Science Behind: Why We Get Drunk

So you’re nearly half way through Freshers week and you may have already experienced some of Nottingham’s best nights out. After quite a few drinks, and far too many shots, with your new friends, it’s likely a few of you didn’t remember much the day after. But just why do we get drunk?

The liver is responsible for breaking down over 90% of the ethanol, taking about an hour to break down one to two units. Alcohol travels from the stomach to the small intestines where it is absorbed into the blood. Ethanol is water soluble so is easily transported around the body in the blood.

But when is the moment that you start to feel drunk? That comes after the blood has absorbed more alcohol than has been broken down by the liver and removed from the body. The metabolized fluid is then transported from the kidneys to the bladder which produces an excessive amount of urine. This increased loss of fluid causes dehydration which is the reason for the nasty hangover in the morning.

Though you’re confidence might grow due to alcohol, unfortunately your sexual performance will decrease because alcohol disrupts the release of hormones from the hypothalamus.

The reason it is difficult to focus or walk in a straight line when drunk is due to the affect alcohol has on your brain. Neurotransmitters are chemicals released by nerve cells that are transmitted across synapses and cause a nervous response; alcohol disrupts these chemical messengers and slows down brain activity.

Alcohol increases the response to GABA which is an inhibitory neurotransmitter that decreases the activity of brain activity. Ethanol also attaches to glutamate receptors which prevents this excitatory neurotransmitter from binding, making you slow and slurring your speech.

The initial euphoric, happy feeling comes because alcohol increases the production of dopamine, which controls the reward and pleasure centres of the brain, while your lack of co-ordination comes from depression of the movement centre of the brain called the cerebellum.

There is also a large influx of blood glucose which causes a higher release of insulin to counteract it.

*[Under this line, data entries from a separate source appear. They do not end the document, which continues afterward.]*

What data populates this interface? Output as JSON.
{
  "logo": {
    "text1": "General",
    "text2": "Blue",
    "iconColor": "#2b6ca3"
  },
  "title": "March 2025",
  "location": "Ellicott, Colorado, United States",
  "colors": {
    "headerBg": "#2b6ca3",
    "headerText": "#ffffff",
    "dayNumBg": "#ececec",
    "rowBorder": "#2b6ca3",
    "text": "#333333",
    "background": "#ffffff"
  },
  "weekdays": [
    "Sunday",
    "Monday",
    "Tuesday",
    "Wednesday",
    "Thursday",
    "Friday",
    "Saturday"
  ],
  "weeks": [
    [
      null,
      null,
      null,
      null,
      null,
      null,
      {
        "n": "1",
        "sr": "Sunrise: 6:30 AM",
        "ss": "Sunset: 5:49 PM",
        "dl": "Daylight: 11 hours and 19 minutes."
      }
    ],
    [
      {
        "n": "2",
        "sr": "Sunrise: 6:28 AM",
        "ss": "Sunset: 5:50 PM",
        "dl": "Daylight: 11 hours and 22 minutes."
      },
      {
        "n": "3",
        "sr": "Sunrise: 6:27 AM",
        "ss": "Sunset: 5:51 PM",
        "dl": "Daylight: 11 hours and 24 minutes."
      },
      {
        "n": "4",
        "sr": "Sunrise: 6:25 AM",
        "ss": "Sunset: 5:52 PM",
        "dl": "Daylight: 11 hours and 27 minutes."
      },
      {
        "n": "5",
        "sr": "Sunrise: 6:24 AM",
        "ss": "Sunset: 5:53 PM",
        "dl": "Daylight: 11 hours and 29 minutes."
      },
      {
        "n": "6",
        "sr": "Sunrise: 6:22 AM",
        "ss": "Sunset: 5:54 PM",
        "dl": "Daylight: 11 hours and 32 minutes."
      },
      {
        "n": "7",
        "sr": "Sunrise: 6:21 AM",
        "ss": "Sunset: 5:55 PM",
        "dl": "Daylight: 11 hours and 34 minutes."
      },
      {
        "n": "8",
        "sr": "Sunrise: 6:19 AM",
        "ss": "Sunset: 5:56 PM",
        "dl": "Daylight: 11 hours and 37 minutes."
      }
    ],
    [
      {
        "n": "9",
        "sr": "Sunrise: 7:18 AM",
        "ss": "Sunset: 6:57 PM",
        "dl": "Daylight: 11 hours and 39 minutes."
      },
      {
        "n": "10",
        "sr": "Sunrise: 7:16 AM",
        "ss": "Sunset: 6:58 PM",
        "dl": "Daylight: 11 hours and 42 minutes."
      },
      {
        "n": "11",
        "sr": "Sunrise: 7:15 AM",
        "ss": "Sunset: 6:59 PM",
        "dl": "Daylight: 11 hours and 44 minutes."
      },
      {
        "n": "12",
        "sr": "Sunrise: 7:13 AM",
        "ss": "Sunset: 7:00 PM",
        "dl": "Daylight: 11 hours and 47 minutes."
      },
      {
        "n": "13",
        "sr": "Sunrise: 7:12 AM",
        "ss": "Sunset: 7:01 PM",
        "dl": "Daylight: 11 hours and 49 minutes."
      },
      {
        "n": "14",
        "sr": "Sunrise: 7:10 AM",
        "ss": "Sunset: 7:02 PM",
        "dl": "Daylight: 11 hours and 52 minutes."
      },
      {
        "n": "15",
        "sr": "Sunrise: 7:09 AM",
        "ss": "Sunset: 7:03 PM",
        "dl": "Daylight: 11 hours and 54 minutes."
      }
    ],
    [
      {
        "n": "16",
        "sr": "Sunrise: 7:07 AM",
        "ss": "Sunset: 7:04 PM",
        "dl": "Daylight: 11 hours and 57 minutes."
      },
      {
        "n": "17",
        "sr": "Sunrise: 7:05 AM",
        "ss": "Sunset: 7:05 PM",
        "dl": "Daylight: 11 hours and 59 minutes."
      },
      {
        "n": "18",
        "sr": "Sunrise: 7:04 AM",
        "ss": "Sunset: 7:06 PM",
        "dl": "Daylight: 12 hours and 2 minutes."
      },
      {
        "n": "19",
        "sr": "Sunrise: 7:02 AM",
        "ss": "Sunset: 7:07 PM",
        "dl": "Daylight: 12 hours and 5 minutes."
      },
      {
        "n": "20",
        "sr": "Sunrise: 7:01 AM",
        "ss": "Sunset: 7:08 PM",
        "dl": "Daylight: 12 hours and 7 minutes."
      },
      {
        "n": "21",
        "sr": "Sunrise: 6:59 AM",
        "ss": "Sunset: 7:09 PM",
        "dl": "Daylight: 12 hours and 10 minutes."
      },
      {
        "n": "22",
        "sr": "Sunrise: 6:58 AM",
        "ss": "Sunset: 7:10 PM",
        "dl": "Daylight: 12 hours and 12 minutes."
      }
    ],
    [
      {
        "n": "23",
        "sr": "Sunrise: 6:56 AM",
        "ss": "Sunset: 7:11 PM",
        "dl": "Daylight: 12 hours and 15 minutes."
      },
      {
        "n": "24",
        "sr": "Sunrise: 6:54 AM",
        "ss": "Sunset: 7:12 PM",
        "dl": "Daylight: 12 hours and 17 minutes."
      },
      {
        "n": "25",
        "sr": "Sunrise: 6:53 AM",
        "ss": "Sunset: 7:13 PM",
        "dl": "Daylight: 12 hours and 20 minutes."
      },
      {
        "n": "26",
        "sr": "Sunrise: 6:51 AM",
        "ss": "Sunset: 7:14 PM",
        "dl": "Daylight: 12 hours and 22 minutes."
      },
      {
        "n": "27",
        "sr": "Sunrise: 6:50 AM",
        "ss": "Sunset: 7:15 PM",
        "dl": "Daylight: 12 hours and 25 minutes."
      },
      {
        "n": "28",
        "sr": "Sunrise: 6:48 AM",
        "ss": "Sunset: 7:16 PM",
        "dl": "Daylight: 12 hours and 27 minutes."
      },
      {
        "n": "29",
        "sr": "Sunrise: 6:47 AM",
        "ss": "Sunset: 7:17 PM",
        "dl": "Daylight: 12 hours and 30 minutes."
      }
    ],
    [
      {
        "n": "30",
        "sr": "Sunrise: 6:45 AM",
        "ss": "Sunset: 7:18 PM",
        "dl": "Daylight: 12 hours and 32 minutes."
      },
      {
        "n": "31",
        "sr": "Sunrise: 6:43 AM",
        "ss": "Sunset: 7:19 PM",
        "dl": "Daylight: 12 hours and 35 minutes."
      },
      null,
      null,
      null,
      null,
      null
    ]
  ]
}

Blood glucose levels then drop which makes you tired and shake. The cravings for McDonalds come because your body needs carbohydrates for energy to overcome this sluggish feeling.

Alcohol affects the levels of ions and minerals in the body making you thirsty or dizzy. The dreaded headache you receive the next day is due to the body needing more water to remove the toxins. This means the liver must focus water away from the brain and organs to removing the toxins in urine. So this is the reason to drink water after a night of heavy drinking, or you are likely to wake up with a heavy head the next day, and be left wondering just what happened last night?